In den letzten Wochen und Monaten stand unsere Terminplanung ganz im Zeichen von Tischreservierungen und Garderobenauswahl.



Während wir nach außen hin weiter Baumaschinen durch die Gegend fuhren und Lohnabrechnungen erstellten, kreisten unsere Gedanken nur noch um Menüauswahl, Einladungskarten, Friseurtermine, angemessenes Schuhwerk und Krawattenknoten.

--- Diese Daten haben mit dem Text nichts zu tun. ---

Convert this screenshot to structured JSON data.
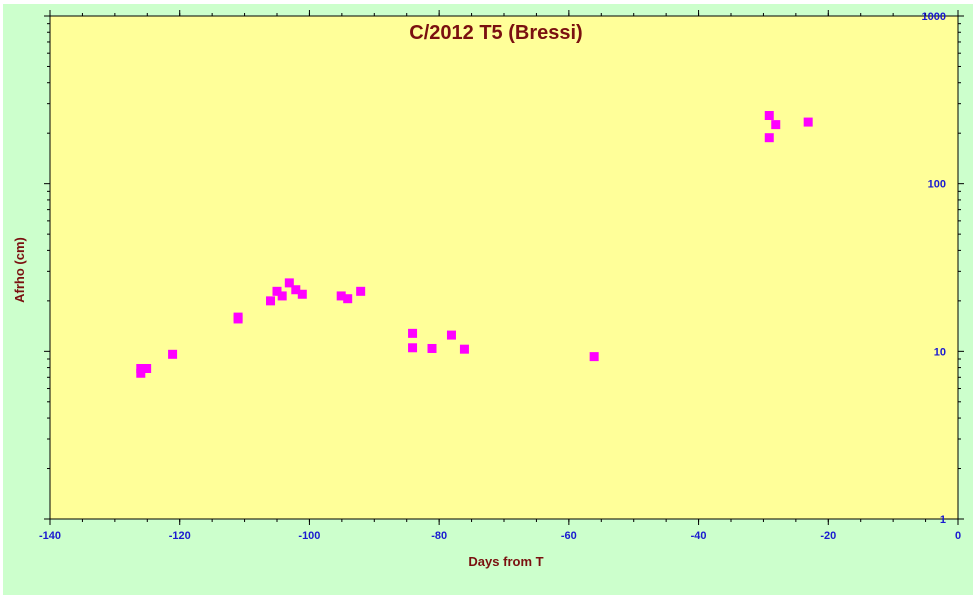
{
  "chart_data": {
    "type": "scatter",
    "title": "C/2012  T5 (Bressi)",
    "xlabel": "Days from  T",
    "ylabel": "Afrho (cm)",
    "xlim": [
      -140,
      0
    ],
    "ylim": [
      1,
      1000
    ],
    "yscale": "log",
    "x_ticks": [
      "-140",
      "-120",
      "-100",
      "-80",
      "-60",
      "-40",
      "-20",
      "0"
    ],
    "y_ticks": [
      "1",
      "10",
      "100",
      "1000"
    ],
    "grid": false,
    "marker": "square",
    "colors": {
      "background": "#ccffcc",
      "plot_area": "#ffff99",
      "marker": "#ff00ff",
      "title": "#7a1010",
      "tick_labels": "#1a1ad0"
    },
    "points": [
      {
        "x": -126.0,
        "y": 7.9
      },
      {
        "x": -126.0,
        "y": 7.4
      },
      {
        "x": -125.1,
        "y": 7.9
      },
      {
        "x": -121.1,
        "y": 9.6
      },
      {
        "x": -111.0,
        "y": 16.0
      },
      {
        "x": -111.0,
        "y": 15.6
      },
      {
        "x": -106.0,
        "y": 20.0
      },
      {
        "x": -105.0,
        "y": 22.8
      },
      {
        "x": -104.2,
        "y": 21.4
      },
      {
        "x": -103.1,
        "y": 25.6
      },
      {
        "x": -102.1,
        "y": 23.3
      },
      {
        "x": -101.1,
        "y": 21.9
      },
      {
        "x": -95.1,
        "y": 21.4
      },
      {
        "x": -94.1,
        "y": 20.6
      },
      {
        "x": -92.1,
        "y": 22.8
      },
      {
        "x": -84.1,
        "y": 12.8
      },
      {
        "x": -84.1,
        "y": 10.5
      },
      {
        "x": -81.1,
        "y": 10.4
      },
      {
        "x": -78.1,
        "y": 12.5
      },
      {
        "x": -76.1,
        "y": 10.3
      },
      {
        "x": -56.1,
        "y": 9.3
      },
      {
        "x": -29.1,
        "y": 255
      },
      {
        "x": -29.1,
        "y": 188
      },
      {
        "x": -28.1,
        "y": 225
      },
      {
        "x": -23.1,
        "y": 233
      }
    ]
  }
}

Letzteres bereitete uns einigermaßen Kopfzerbrechen - bislang besaß mein Mann nur ein einziges gebundenes Krawattenexemplar, sorgsam gehütet wie seinen Augapfel, und stets mit größter Vorsicht angelegt, indem er es nur gerade soweit öffnete wie für die Dicke seines Kopfes unbedingt erforderlich. Jahrelang ging das gut, aber nun war es doch mal Zeit für einen Farbwechsel...

Mein Beitrag auf dem Gebiet des Knotens beschränkte sich bis dato auf die Fähigkeit, mir einen Knoten ins Taschentuch zu knüpfen. Und unsere gänzlich unbedarften Kinder verstanden das Problem nicht. (ich im übrigen auch nicht, wenn ich ehrlich bin)

Da mein Mann aber zur Konfirmation seines Sohnes unter keinen Umständen mit nacktem Hals auftreten wollte, bat er zunächst die Verkäuferin, die ihm das neue ungebundene Exemplar angedreht hatte, und schließlich noch die Angestellte in der Änderungsschneiderei, zu der er seinen Anzug brachte, um hilfreiche Unterstützung. Jedoch beherrschte keine der beiden Damen die Kunst des Krawattenbindens.

Also kramten wir vier uralte Schlipse in heute kaum mehr zumutbarer Farbauswahl aus dem Kleiderschrank und setzten uns alle vier nebeneinander vor den Laptop, wo uns ein sympathischer Herr in nicht zu überbietender Geduld und stoischer Gelassenheit ein ums andere Mal die Handgriffe zeigte, die letzten Endes zur Entstehung des Doppelten Windsor führen sollten. Mit ruhiger Stimme erklärte er uns geschätzte hundertfünfzig Durchläufe lang, wie man zunächst außen oberhalb herum und dann innen hinten links durch... - naja ihr wisst schon.

Was da bei den ersten Imitationsversuchen an unseren Hälsen entstand, hatte zunächst nur entfernt - und mit sehr viel Fantasie - Ähnlichkeit mit einem Kleidungsstück, auch hing es nicht unbedingt herunter, sondern trotzte zuweilen der Schwerkraft, indem es im rechten Winkel zum Körper steif nach vorne abstand. Aber wir stachelten uns weiter gegenseitig an, und näherten uns Schritt für Schritt einem vorzeigbaren Ergebnis, bis schließlich...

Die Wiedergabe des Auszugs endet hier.